The checks and balances were there, but they've been methodically corrupted and dismantled over decades without anyone doing anything about it.

[–] something_random_tho@lemmy.world 32 points 1 day ago* (last edited 1 day ago)

That’s just it. There is no perfect government. The government is made of humans, and humans are imperfect. Any government, no matter how pure/noble its founding intentions, will eventually become corrupt need to be replaced.

We’re finally feeling that in America after a good 250 year run.

Alexis de Tocqueville, a Frenchman sent to analyze the American government in its early days— specifically studying its checks and balances—called it way back in 1835. There’s nothing to stop tyranny in America. Well worth reading his writings, “Democracy in America.”

[–] merc@sh.itjust.works 9 points 20 hours ago

The checks and balances were never what they were advertised to be. They haven't really been corrupted, just revealed to be more something people followed out of convention than an actual working system.

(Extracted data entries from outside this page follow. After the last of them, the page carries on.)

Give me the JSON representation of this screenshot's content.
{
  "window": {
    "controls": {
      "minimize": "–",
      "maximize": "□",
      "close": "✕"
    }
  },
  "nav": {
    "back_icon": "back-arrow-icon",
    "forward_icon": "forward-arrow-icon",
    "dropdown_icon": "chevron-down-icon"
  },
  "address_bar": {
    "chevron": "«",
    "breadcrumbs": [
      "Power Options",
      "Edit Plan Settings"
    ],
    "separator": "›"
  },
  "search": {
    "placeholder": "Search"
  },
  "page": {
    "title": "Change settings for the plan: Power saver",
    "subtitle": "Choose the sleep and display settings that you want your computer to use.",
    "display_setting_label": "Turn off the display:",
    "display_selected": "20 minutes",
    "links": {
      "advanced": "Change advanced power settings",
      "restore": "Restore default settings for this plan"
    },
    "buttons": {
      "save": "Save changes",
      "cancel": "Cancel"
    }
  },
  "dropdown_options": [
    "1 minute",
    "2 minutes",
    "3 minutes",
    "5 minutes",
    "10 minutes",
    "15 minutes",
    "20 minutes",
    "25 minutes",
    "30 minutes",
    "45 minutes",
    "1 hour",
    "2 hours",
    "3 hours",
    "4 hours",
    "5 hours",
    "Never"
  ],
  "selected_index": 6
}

The US founding fathers were a bunch of mainly rich dudes, mostly in their 20s, from the 1700s. Their knowledge was limited to what a rich kid could in the 1700s. They had a decent grasp on how the English parliamentary system worked, some vague ideas of how systems worked in ancient Rome and Greece, they'd read a bunch of philosophers, and had a lot of youthful enthusiasm.

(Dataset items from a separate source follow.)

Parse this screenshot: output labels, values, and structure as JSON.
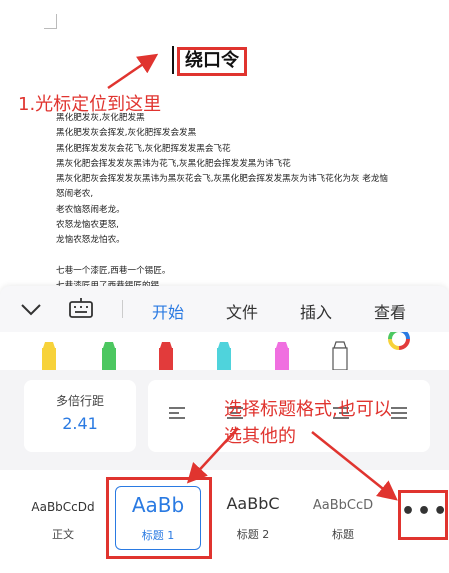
{
  "document": {
    "title": "绕口令",
    "poem_lines": [
      "黑化肥发灰,灰化肥发黑",
      "黑化肥发灰会挥发,灰化肥挥发会发黑",
      "黑化肥挥发发灰会花飞,灰化肥挥发发黑会飞花",
      "黑灰化肥会挥发发灰黑讳为花飞,灰黑化肥会挥发发黑为讳飞花",
      "黑灰化肥灰会挥发发灰黑讳为黑灰花会飞,灰黑化肥会挥发发黑灰为讳飞花化为灰   老龙恼",
      "怒闹老农,",
      "老农恼怒闹老龙。",
      "农怒龙恼农更怒,",
      "龙恼农怒龙怕农。",
      "",
      "七巷一个漆匠,西巷一个锡匠。",
      "七巷漆匠用了西巷锡匠的锡。"
    ]
  },
  "annotations": {
    "step1": "1.光标定位到这里",
    "step2_line1": "选择标题格式,也可以",
    "step2_line2": "选其他的"
  },
  "toolbar": {
    "tabs": [
      {
        "label": "开始",
        "active": true
      },
      {
        "label": "文件",
        "active": false
      },
      {
        "label": "插入",
        "active": false
      },
      {
        "label": "查看",
        "active": false
      }
    ],
    "collapse_icon": "chevron-down-icon",
    "keyboard_icon": "keyboard-icon"
  },
  "highlighters": {
    "colors": [
      "#f7d23a",
      "#4cc760",
      "#e23b3b",
      "#4fd3dc",
      "#f06fe0",
      "#ffffff"
    ],
    "color_wheel_icon": "color-wheel-icon"
  },
  "paragraph": {
    "spacing_label": "多倍行距",
    "spacing_value": "2.41"
  },
  "styles": {
    "items": [
      {
        "sample": "AaBbCcDd",
        "name": "正文"
      },
      {
        "sample": "AaBb",
        "name": "标题 1"
      },
      {
        "sample": "AaBbC",
        "name": "标题 2"
      },
      {
        "sample": "AaBbCcD",
        "name": "标题"
      }
    ],
    "more_label": "•••"
  },
  "colors": {
    "accent": "#2a7ae2",
    "annotation_red": "#e0342f"
  }
}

They come from a time 200 years before Game Theory and a century before the beginnings of Political Science. When they came up with these checks and balances, they didn't do it in any kind of formal way, trying to attack the system as a clever adversary would. There were all kinds of assumptions baked into their models of how the system would work that they never questioned. As a result, their system of checks and balances doesn't stand up to a popular party that wants the US to be a dictatorship.